If you’re thinking I’m going to write about the salsa we dip our tortilla chips into, I forgive you. That would be my first assumption too, if I hadn’t actually seen myself in action earlier tonight. And I have, in fact, had some surprisingly good salsa sauce here in Medellin, surprising because Colombian food is actually quite bland. But this blog post is not about salsa eating, it’s about salsa dancing, and about me. If you think the previous sentence is oxymoronic, I forgive you again because you’re probably right.
You may notice that there are no photos of me accompanying this blog. I hope that’s not too disappointing, but there are limits to the humiliation I am willing to embrace.

It’s true, I went salsa dancing. Or, more accurately, I went and tried to dance salsa. I tried very hard, gave it a hundred and ten per cent, but it would be incorrect to characterize what I ended up doing as “dancing”. “Dancing” connotes graceful, lithe, rhythmic movements and what I was doing was much more akin to salsa lurching.
How did it happen? Earlier this evening, I went to a language exchange at one of the language institutes near my hostel. It’s common for local language schools to organize weekly language exchange evenings where Spanish learners and English learners can come to practice with native speakers. Some of them are party oriented, complete with shots and drinking games, others are more “sober” and focused on the language. That’s what I thought I was going to.
It started at 6:30 and I arrived a little early and had some conversations with other people waiting. Many Colombians don’t have a lot of opportunity to practice English, so I felt like I was helping out.
One of the hosts called us to order and led us in a couple of quick icebreaker activities, and mentioned that tonight’s special activity was salsa lessons. I started to sweat. Perhaps it’s my formative years in antidancing Steinbach, perhaps it’s a physical shortcoming, perhaps it’s just a lack of practise, but I have anianability to move gracefully to music or to follow a rhythm. I can’t dance.
Our organizer divided us into groups and invited us to compare notes on St Valentine’s customs in our respective countries. After a few minutes of group conversation, he announced that the salsa lesson was about to begin. My entire group got up and went to the next room for the salsa lesson, and I followed.

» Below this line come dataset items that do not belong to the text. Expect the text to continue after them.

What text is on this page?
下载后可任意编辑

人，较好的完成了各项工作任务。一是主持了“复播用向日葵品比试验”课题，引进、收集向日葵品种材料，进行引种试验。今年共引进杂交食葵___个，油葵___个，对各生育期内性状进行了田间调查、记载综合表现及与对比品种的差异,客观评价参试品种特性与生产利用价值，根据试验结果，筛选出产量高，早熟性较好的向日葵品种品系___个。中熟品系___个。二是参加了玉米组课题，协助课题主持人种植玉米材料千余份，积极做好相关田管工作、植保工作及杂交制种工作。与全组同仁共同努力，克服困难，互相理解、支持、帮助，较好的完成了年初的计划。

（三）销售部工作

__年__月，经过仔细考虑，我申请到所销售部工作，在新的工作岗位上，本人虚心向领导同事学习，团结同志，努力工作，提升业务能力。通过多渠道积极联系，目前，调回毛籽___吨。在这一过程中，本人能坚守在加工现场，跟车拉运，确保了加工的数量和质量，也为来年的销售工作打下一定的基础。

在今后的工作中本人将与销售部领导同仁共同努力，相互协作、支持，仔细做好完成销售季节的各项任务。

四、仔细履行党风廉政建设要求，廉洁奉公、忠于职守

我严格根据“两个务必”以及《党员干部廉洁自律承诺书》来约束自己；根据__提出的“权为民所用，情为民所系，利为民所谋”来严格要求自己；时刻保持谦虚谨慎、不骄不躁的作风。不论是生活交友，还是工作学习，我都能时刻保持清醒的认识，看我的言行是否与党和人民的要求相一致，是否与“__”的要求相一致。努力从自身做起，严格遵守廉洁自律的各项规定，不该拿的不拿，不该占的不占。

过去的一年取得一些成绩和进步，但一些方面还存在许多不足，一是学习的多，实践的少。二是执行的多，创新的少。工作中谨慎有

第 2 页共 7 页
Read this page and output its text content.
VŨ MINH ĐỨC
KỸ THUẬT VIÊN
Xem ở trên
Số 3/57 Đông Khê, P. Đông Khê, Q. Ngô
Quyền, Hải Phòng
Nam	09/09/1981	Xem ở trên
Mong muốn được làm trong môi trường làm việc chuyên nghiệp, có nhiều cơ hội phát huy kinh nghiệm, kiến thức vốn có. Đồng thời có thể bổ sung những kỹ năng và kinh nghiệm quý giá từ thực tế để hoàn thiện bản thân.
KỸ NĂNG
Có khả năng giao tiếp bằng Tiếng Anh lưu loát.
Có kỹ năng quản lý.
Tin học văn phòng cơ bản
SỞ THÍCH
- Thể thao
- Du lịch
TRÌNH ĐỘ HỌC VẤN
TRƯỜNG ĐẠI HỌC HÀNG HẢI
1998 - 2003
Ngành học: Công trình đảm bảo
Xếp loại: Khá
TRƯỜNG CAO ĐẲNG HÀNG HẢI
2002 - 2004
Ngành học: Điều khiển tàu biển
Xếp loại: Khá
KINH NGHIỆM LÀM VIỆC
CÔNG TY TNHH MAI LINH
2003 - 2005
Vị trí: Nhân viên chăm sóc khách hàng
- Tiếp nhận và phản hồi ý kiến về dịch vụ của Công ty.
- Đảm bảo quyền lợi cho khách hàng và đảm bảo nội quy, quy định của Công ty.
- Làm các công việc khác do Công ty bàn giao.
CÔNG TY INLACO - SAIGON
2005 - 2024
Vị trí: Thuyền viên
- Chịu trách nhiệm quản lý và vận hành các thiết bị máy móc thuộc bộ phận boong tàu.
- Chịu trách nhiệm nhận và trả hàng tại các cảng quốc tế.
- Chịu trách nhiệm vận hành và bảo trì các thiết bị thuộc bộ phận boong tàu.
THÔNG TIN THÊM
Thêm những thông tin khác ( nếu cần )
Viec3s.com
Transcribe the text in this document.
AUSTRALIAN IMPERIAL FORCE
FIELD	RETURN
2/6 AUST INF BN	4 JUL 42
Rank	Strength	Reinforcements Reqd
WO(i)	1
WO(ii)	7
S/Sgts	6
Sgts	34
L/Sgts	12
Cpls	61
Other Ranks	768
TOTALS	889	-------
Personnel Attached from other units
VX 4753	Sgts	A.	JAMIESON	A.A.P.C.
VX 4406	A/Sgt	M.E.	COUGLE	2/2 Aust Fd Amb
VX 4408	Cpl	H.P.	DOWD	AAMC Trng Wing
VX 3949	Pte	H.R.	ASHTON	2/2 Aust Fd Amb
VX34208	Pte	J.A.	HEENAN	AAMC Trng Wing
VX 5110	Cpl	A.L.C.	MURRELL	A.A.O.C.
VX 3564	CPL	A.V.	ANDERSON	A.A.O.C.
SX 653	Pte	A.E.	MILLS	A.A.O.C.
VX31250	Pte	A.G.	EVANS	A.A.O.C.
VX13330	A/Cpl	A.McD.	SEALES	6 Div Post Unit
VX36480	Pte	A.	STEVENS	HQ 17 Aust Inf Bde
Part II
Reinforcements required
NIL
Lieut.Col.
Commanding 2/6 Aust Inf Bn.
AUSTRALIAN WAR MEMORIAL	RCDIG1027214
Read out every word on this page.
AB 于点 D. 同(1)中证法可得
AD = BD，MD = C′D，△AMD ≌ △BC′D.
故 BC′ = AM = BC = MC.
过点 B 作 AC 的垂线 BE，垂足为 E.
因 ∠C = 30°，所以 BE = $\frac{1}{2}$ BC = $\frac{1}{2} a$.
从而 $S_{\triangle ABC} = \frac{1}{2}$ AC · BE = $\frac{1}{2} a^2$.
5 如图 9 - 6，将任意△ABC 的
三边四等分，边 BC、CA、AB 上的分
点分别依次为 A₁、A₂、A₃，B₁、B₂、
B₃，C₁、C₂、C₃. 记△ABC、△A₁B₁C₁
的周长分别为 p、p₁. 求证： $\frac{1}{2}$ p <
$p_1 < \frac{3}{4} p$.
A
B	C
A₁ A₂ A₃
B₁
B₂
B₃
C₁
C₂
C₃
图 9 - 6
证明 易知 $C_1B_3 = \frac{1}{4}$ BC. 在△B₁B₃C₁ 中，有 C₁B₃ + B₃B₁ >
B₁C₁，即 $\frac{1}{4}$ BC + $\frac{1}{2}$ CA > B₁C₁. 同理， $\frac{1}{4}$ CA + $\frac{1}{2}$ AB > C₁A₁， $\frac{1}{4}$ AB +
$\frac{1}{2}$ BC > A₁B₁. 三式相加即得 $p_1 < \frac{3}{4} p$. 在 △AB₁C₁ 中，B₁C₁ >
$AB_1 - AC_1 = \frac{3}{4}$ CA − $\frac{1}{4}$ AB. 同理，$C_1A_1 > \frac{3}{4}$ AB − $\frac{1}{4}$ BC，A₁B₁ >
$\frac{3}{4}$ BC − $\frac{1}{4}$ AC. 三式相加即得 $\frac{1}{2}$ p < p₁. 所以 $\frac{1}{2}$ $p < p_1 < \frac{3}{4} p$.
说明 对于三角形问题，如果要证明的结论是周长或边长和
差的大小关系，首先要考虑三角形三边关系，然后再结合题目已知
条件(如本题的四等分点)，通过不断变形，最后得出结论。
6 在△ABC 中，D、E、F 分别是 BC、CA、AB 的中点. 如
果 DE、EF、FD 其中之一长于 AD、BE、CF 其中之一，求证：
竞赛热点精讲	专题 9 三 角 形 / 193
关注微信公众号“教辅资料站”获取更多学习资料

In the room, in front of large full length mirrors, there were two salsa teachers. One of them taught us a short series of “forward” steps, demonstrated them and then led us in a practice. The other one participated, watched and encouraged us. Mostly I felt like she was watching me, in disbelief, wondering how a person could be so clumsy.
Before I could really get the hang of the “forward” steps, our teacher moved on to the “backward” steps, and then, again too soon for me, to the “lateral” steps. Next, she said it was time to do it with a partner. I was paired off with a kind young woman who had a sense of rhythm which immediately made us incompatible as dancers. But she would just smile sweetly and wait for me to find my way back to the beat whenever I lost it, and, every once in a while, I actually felt like my body was dancing.
Next, one of the organizers announced it was time to change partners and try it again, but with real salsa music this time, not the slow, practice music we’d been using. This time, I was paired off with a woman about my age who spoke no English and said she was there just for the dancing, not the language exchange. She was a great dancer and a wonderful partner. She showed me how to use my hands to signal to her what to do, when to go forward, when to go backward, when to cross over, etc. making it seem like I was leading, when she was actually the one doing it all. I just followed and had a lot of fun and, every once in a while, I felt like my feet were actually “dancing”. I was feeling elated.
The next song seemed like a faster one than I could handle and I decided to call it quits while I could still enjoy the feeling of having danced a little.
I went and sat in with a group that was conversing and had a few conversations with some men who wanted to practice their English. It was fun to do that too, especially in view of how patiently many Colombians have been with me, letting me practice on them and making great effort to understand me.
Then it was back to the hostel for supper and for a little reflection on my evening. I had enjoyed it immensely, despite feeling extremely awkward at many points. Maybe that was exactly why it had felt so good in those brief moments when it worked. It was actually very analogous to my language learning experience. At the beginning, you can’t express anything but basic thoughts and you can’t even do that with any grace. You sound rude and stupid, you can’t speak in a proper cadence, you feel constrained and clumsy and you most certainly can’t make words “dance”. But you keep on, and, especially if you have a good partner, every once in a while you find yourself expressing a thought well or having a conversation that works so that you forget that you’re speaking Spanish and you just do it, and then afterwards, you feel like you did something very cool; perhaps not making words dance (I’m far from that), but putting a few words together so that they work. And that leaves you feeling elated.